Но за глаза он презрительно называл тех же священников и монахов "долгогривыми" и, опрокидывая рюмочку и нанизывая на вилку груздочков, любил пошутить: "Ее же и монаси приемлют". Религия нужна была ему на островах "для умягчения нравов" и для того, чтобы поражать воображение дикарей торжественностью и благолепием богослужения...

Встречали монахов колокольным звоном, а кое-где около церквей и целым причтом, в лучших облачениях, с клиром. В архиерейской церкви служили молебен. Слушали епископское слово приветствия и ответное - архимандрита. Словом, было торжественно и пышно.

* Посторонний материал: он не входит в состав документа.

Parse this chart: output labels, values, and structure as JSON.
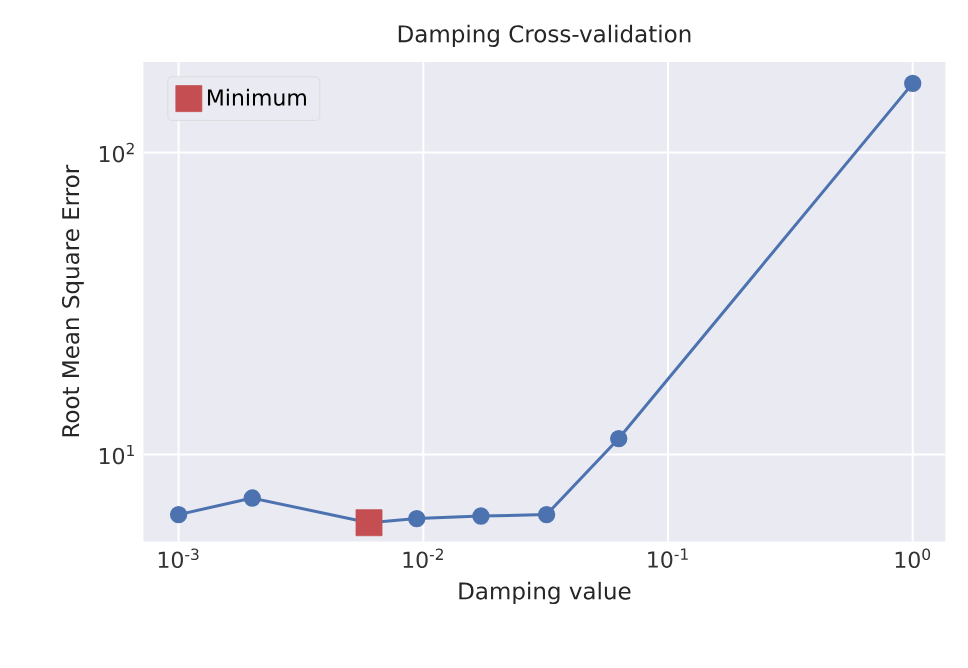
{
  "chart_data": {
    "type": "line",
    "title": "Damping Cross-validation",
    "xlabel": "Damping value",
    "ylabel": "Root Mean Square Error",
    "log": "xy",
    "grid": true,
    "legend": "top left",
    "xlim": [
      0.000718,
      1.36
    ],
    "ylim": [
      5.16,
      199.5
    ],
    "xticks": [
      {
        "value": 0.001,
        "label": "10$^{-3}$"
      },
      {
        "value": 0.01,
        "label": "10$^{-2}$"
      },
      {
        "value": 0.1,
        "label": "10$^{-1}$"
      },
      {
        "value": 1,
        "label": "10$^{0}$"
      }
    ],
    "yticks": [
      {
        "value": 10,
        "label": "10$^{1}$"
      },
      {
        "value": 100,
        "label": "10$^{2}$"
      }
    ],
    "series": [
      {
        "color": "#4c72b0",
        "marker": "circle",
        "x": [
          0.001,
          0.002,
          0.006,
          0.0094,
          0.0172,
          0.0319,
          0.0629,
          1
        ],
        "values": [
          6.33,
          7.18,
          5.95,
          6.14,
          6.26,
          6.33,
          11.3,
          169.5
        ]
      },
      {
        "type": "scatter",
        "name": "Minimum",
        "color": "#c44e52",
        "marker": "square",
        "x": [
          0.006
        ],
        "values": [
          5.95
        ]
      }
    ]
  }
}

На следующий день Григория Ивановича посетил особенно интересовавший иркутян "уполномоченный самой императрицы". Шли слухи: "Гвардейский офицер, у императрицы бывает каждый день... В правительствующем сенате заседает... По распоряжению царицы обучает законам самого Платона Александровича Зубова".

- Вот когда настоящая заручка в Санкт-Петербурге будет у Шелихова, волновались конкуренты.

- Холостой, - шептались в семьях, - а ведь Анна-то у Григория Ивановича на выданье... Неужто упустит случай породниться?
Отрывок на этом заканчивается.